Trump’ın gerileyişi

18.08.2020 - 10:24
Yıldız Önen
Haberi paylaş

Otoriter liderlerin ortak özelliklerinden birisi, sayesinde iktidara geldikleri siyasal yapıyı, iktidardan hiç düşmeyecekleri bir şekilde yeniden yapılandırmaya çalışmak. 

Erdoğan, parlamenter sistemden siyasal gücün tek bir kişinin elinde merkezileştiği Cumhurbaşkanlığı Hükümet Sistemi’ne geçilmesi için yıllarca hedefe odaklanmış bir mücadele verdi.

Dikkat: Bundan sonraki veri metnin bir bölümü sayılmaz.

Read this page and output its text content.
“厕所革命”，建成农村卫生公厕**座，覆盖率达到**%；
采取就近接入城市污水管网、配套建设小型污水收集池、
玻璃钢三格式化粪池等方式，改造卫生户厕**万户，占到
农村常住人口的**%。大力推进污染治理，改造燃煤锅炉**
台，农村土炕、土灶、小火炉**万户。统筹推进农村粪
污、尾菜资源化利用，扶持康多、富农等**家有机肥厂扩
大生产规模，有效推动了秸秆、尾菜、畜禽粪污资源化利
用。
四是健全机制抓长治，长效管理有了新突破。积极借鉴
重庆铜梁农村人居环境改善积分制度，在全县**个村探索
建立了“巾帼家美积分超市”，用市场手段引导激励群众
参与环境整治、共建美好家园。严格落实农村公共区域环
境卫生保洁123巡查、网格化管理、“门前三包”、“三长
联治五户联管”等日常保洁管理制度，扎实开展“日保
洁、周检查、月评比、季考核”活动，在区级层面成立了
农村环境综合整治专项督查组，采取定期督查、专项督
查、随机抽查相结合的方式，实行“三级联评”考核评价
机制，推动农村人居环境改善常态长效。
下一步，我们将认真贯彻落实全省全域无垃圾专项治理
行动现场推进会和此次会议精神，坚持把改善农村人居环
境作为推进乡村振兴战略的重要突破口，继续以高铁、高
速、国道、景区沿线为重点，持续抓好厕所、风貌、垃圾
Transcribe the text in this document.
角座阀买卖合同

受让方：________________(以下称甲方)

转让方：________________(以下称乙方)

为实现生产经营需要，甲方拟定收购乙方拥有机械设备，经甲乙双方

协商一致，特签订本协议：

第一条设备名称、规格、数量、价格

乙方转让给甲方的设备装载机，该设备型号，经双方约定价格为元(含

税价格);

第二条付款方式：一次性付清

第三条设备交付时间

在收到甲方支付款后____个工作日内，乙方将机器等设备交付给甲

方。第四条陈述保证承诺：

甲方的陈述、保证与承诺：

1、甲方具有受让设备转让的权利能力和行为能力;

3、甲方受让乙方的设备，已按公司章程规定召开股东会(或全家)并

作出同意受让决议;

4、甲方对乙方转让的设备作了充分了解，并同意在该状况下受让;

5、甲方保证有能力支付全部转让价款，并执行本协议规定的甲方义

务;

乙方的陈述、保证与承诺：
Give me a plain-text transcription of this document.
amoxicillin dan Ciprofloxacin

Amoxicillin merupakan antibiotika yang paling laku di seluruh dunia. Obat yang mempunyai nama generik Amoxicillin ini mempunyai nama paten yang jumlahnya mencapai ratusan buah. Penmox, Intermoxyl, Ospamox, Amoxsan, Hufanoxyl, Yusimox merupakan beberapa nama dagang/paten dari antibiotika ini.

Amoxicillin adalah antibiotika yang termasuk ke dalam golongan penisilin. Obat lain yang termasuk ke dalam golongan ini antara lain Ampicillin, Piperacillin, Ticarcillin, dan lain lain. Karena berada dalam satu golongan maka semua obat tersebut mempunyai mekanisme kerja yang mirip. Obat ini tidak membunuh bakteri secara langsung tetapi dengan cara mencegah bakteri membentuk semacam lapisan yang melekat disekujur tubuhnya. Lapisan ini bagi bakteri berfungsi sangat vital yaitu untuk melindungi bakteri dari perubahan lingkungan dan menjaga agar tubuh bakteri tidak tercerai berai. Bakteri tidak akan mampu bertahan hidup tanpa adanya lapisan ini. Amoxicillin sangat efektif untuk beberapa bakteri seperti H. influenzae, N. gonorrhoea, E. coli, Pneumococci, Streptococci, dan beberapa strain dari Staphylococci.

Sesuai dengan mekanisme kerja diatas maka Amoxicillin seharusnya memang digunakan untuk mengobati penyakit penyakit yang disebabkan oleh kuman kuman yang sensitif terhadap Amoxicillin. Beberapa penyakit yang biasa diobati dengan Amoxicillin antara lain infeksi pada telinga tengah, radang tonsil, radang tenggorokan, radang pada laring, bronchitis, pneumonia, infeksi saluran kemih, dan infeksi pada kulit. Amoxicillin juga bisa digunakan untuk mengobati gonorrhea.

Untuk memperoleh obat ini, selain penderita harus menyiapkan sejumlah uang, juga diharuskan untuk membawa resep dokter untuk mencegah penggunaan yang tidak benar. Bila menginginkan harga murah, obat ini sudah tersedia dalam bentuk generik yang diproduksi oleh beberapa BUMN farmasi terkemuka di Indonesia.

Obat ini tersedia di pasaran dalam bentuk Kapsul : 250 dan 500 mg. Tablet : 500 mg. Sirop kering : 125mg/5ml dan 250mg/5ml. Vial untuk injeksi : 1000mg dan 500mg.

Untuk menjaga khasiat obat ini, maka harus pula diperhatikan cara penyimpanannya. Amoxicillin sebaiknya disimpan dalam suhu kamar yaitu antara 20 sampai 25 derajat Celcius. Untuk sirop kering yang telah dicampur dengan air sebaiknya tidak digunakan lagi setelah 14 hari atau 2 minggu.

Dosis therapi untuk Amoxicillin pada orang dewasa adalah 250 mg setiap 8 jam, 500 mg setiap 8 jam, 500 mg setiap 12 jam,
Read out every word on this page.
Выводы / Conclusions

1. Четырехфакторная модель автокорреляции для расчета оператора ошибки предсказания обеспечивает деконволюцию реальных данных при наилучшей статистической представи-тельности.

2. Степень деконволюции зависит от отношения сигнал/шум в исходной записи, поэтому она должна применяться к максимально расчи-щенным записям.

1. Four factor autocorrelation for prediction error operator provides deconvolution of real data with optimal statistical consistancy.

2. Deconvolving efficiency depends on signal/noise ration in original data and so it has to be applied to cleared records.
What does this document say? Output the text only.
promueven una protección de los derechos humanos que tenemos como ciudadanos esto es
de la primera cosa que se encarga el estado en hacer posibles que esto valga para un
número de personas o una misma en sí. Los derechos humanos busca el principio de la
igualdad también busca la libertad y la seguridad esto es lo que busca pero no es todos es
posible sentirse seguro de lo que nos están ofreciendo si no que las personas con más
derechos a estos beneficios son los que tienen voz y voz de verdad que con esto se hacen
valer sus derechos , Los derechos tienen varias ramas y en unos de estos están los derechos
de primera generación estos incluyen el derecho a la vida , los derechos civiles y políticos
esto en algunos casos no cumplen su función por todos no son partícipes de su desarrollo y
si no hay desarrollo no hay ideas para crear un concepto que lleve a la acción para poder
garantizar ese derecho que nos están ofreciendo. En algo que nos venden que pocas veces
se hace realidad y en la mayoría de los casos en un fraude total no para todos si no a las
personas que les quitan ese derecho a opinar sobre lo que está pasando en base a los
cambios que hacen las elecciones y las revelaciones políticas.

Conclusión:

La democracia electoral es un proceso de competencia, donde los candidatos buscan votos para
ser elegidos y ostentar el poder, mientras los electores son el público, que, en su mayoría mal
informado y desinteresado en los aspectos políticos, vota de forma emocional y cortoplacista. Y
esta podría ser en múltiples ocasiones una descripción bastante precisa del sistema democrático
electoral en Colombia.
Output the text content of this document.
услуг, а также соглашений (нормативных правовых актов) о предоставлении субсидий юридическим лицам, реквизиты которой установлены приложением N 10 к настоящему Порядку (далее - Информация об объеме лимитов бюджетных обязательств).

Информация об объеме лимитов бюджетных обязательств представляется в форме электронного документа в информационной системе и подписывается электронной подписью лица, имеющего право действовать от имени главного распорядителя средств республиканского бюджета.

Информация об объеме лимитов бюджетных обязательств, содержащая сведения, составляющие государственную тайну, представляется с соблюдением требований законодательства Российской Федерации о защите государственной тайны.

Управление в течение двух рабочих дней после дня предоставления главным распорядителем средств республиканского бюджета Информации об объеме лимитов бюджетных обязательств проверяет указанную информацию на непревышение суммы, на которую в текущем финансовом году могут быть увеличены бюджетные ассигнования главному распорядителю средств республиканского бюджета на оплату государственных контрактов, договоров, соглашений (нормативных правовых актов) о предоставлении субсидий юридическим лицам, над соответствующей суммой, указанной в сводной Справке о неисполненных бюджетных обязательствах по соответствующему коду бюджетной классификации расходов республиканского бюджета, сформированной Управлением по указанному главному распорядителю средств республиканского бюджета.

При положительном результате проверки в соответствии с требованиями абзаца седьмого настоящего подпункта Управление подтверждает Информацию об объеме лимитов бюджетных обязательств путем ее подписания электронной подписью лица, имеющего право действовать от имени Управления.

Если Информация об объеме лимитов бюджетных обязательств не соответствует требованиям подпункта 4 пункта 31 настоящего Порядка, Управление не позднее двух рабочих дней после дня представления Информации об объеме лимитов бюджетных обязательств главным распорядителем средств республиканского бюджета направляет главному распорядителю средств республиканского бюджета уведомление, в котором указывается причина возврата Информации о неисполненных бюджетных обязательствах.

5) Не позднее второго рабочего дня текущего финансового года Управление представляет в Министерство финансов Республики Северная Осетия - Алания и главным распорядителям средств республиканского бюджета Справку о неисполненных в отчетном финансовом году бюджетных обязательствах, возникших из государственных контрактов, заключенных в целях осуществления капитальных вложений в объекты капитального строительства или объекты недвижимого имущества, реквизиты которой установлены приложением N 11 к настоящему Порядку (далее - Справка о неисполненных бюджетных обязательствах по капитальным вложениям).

Görev süresi 2024’te sona eren 67 yaşındaki Putin, altışar yıllık dönemlerle iki kez daha aday olmasını sağlayan düzenlemeyi referanduma götürdü ve değişiklik kabul edildi. Putin 86 yaşına kadar iktidarda kalmaya çalışıyor.

Orban ise Macaristan’da Korona salgınını bahane ederek acil durum yasasını geçirdi. Yasaya göre, 10 yıldır iktidarda olan Orban, ülkeyi kararnamelerle yönetecek, bazı kanunların uygulanmasını askıya alabilecek. Yasanın süresi ise sınırsız.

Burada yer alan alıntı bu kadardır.